Coincidence
The year has begun with a challenge. My resolution had been simple: “More meaning, less bullshit.” When I said this out loud, the comma must have gotten lost. Two weeks into 2023, the theme seems to be “More meaningless bullshit.” What to do?
First week of engaging with university busywork, and I ended up becoming a fly in other people’s intricate and sometimes not-so-sophisticated webs. Insecurity, suppressed aggression, and deliberate dismissal… which must be negotiated as one dances the dance of administrative emptyhanded kindness. Apparently, every academic soon becomes a people manager (yes, please let me be your projection surface for whatever issue is at the backseat of your personality slash development!). Goodness knows, when I look at my senior colleagues, this shall get worse with promotion. No wonder people begin to detach. No time to think, ironic for a philosopher. Hell is other people, Sartre said. Well, I had a hell of a week.
I started reading the Bhagavad Gita. One part sprang at me.

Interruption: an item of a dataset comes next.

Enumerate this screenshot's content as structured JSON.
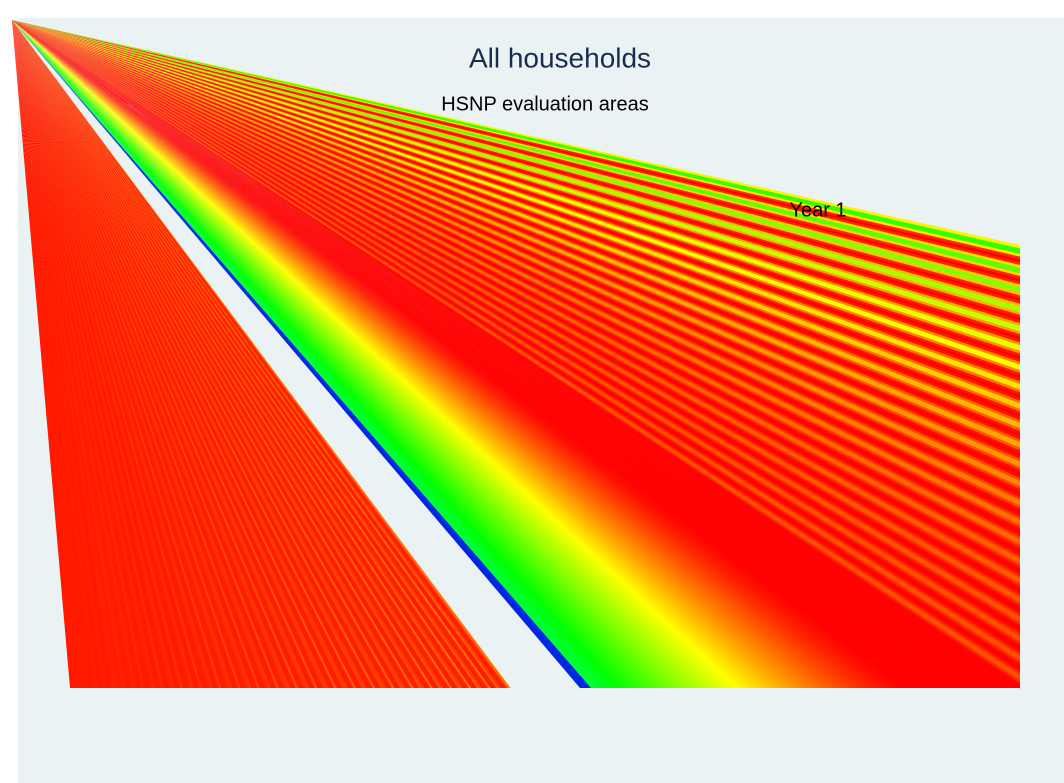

You have a right to your actions,
But never to your actions’ fruits.
Act for the action’s sake.
And do not be attached to inaction.
Self-possessed, resolute, act
without any thought of results,
open to success or failure.
It hit me. Over the head. Bluntly. Yes, this feels right. But, say, what is my action, what is the source of my action? I always directed my action with goals. Goals are not results, however. And while I had pinned my goals on results, this week, some of them came crashing down with meaningless bullshit. Sometimes the hell of other people is seated deeply in your own.
This morning I felt nothing. The alarm rang, and my monkey mind soon began whirling about things that connected the experience of this week with anticipations of the coming one. This day was supposed to be about getting back to the driver of my spirit: thinking about the things that excite me, back to my own research.
Make coffee. Sit down. Nothing.
I received a note. A colleague sent me a paper draft. Just what I needed.
No, really, it turned out to be just what I needed.
Halfway through the draft, I had forgotten about my monkey mind. I wanted to go for a walk and think. My mind was self-possessed, resolutely centered on the joy of thinking, bringing various strands of ideas together to formulate related ideas and questions. It acted. Without any concern about the reception of its action. It acted for its own action.
In this week’s enormous heap of meaningless bullshit, it lay hidden: More meaning, less bullshit.